Uber for Tractors: Transforming the Agricultural Sector in Africa

Agricultural Sector in Africa
Within sub-Saharan Africa, about 220 million smallholder farmers live on $2 per day. As a result of a lack of financing, farmers do not have access to mechanization tools that increase productivity across the agricultural sector in Africa. The majority of the poor earn their source of income on farms and 80% of households in sub-Saharan Africa rely on agriculture to live.

Inadequate Mechanization in the Agriculture Sector in Africa

Since farmers lack the utilities to cultivate their land fully and efficiently, they lose out on potential yields and profit, which detrimentally impacts Africa’s agricultural sector. In fact, about half of Africa’s yield gap arises from a lack of agricultural equipment.
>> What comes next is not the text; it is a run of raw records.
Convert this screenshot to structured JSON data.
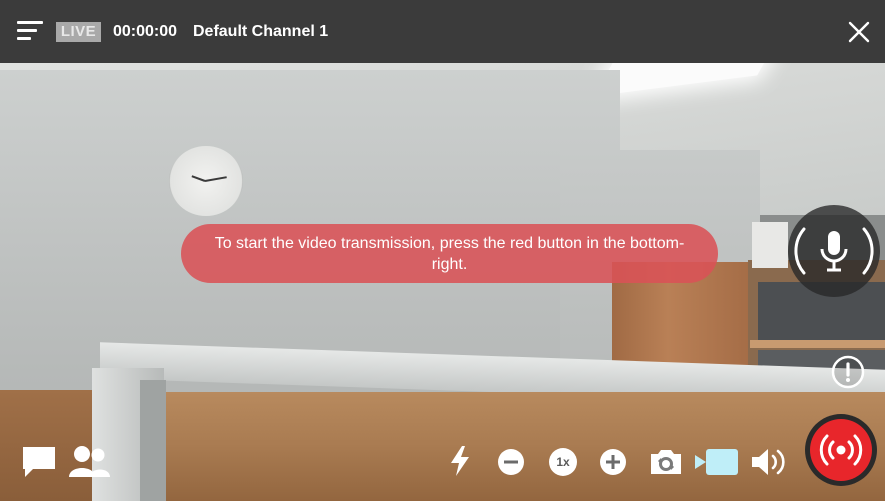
{
  "header": {
    "live_label": "LIVE",
    "timer": "00:00:00",
    "channel_name": "Default Channel 1"
  },
  "notice": {
    "message": "To start the video transmission, press the red button in the bottom-right."
  },
  "bottom_bar": {
    "zoom_level": "1x"
  },
  "icons": {
    "menu": "menu-icon",
    "close": "close-icon",
    "microphone": "microphone-icon",
    "alert": "alert-icon",
    "record": "broadcast-icon",
    "chat": "chat-icon",
    "participants": "participants-icon",
    "flash": "flash-icon",
    "zoom_out": "zoom-out-icon",
    "zoom_in": "zoom-in-icon",
    "camera_switch": "camera-switch-icon",
    "video": "video-camera-icon",
    "volume": "volume-icon"
  },
  "colors": {
    "topbar": "#3b3b3b",
    "live_badge": "#a9a9a9",
    "notice_bg": "#da5256",
    "record_red": "#e8262b",
    "video_active": "#bfeef8"
  }
}
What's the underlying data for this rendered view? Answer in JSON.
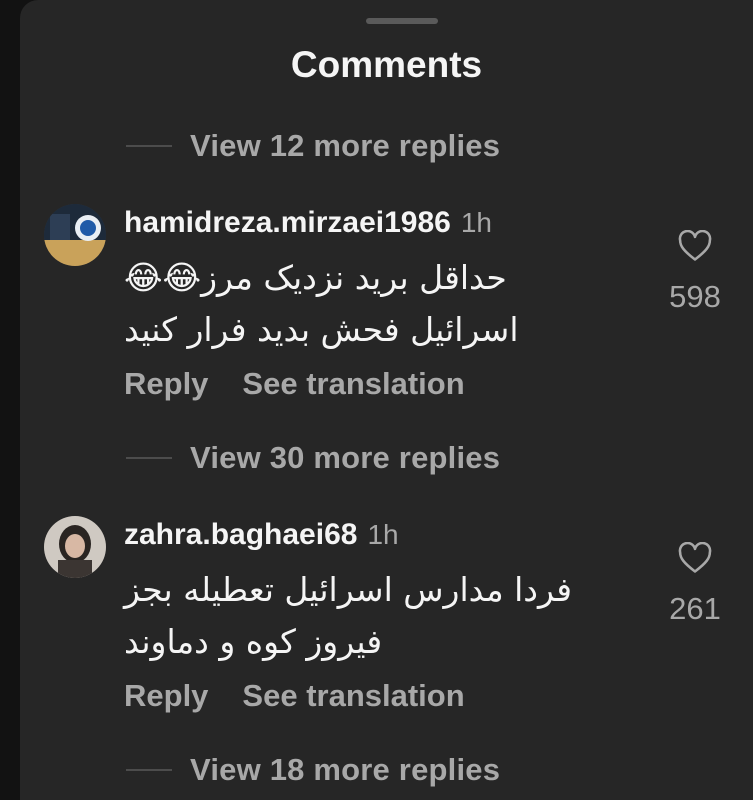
{
  "header": {
    "title": "Comments"
  },
  "thread": [
    {
      "view_more": "View 12 more replies"
    },
    {
      "comment": {
        "username": "hamidreza.mirzaei1986",
        "time": "1h",
        "text_line1": "حداقل برید نزدیک مرز😂😂",
        "text_line2": "اسرائیل فحش بدید فرار کنید",
        "reply_label": "Reply",
        "translate_label": "See translation",
        "likes": "598"
      }
    },
    {
      "view_more": "View 30 more replies"
    },
    {
      "comment": {
        "username": "zahra.baghaei68",
        "time": "1h",
        "text_line1": "فردا مدارس اسرائیل تعطیله بجز",
        "text_line2": "فیروز کوه و دماوند",
        "reply_label": "Reply",
        "translate_label": "See translation",
        "likes": "261"
      }
    },
    {
      "view_more": "View 18 more replies"
    }
  ],
  "icons": {
    "like": "heart-outline-icon"
  },
  "colors": {
    "background": "#262626",
    "text": "#f5f5f5",
    "muted": "#a8a8a8"
  }
}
“Less than 1% of commercial lending goes to agriculture in Africa – conveying that this sector is grossly under-invested despite the crucial role that it plays in the long-term development of most African countries,” Hello Tractor says. Reasons include hefty requirements that smallholders simply cannot meet, especially in sub-Saharan Africa, which accounted for two-thirds of the world’s extreme poor in 2018, the World Bank says.

This urgency of strengthening the livelihoods of smallholder farmers submerged in poverty through digital technology has fostered a desire for entrepreneurs to develop innovative methods to boost agricultural mechanization.

What is Hello Tractor?

African American investment banker, founder and CEO, Jehiel Oliver, established Hello Tractor in Nigeria in 2014 to increase access to mechanization. The Hello Tractor platform, nicknamed ‘Uber for Tractors,’ runs a pay-as-you-go (PAYG) program to allow for collaborative consumption, facilitating access for smallholder farmers to rent tractors on demand.

Booking agents receive these rental requests and provide the services smallholder farmers yearn for. Now, farmers are readily equipped with the tools to liberate themselves from poverty because they reap the benefits of accessing low-cost tractors they do not own. The Hello Tractor app acts as a digital hub for business owners, such as tractor owners, to network with farmers in need of their services.

The Uber analogy relates to the fact that farmers can easily book available tractor services near them at the tap of a button. A GPS tracking device is fitted onto equipment and synced to the mobile app, allowing tractor owners to view details about the tractor, such as the distance their tractor has traveled, acres cultivated and fuel levels.

Impacts of Hello Tractor

Smallholder farmers now have access to formerly unattainable agricultural machinery. The cost of tractor access equates to a third of the amount paid for manual labor and can be as much as “40 times more efficient.” By the end of 2020, Hello Tractor had assisted 41,000 farmers in Kenya with these services. The company had fitted its technology in more than 2,500 tractors and assisted more than 500,000 farmers by 2020.

According to a World Food Programme (WFP) article from 2020, Hello Tractor’s strategic objectives in Nigeria within five years will bring 10,000 tractors to the market through a partnership with John Deere, which will result in 9 million hectares of arable land, 37 million metric tons of crops for food and more than 2 million employment opportunities.

The Future of the Agricultural Sector in Africa

Overall, Hello Tractor has drastically transformed the agricultural sector in Africa. The introduction of digital technology is revolutionizing agriculture in Africa. Improvements in productivity, food insecurity and income insecurity improve overall livelihood and provide hope for a promising future. Hello Tractor’s services allow the opportunity for smallholder farmers to break intergenerational cycles of poverty.

Jehiel Oliver has harnessed digital technology to create a model that empowers smallholder farmers with the tools to rise out of poverty. These innovative development projects help to galvanize systemic change and eliminate global poverty overall.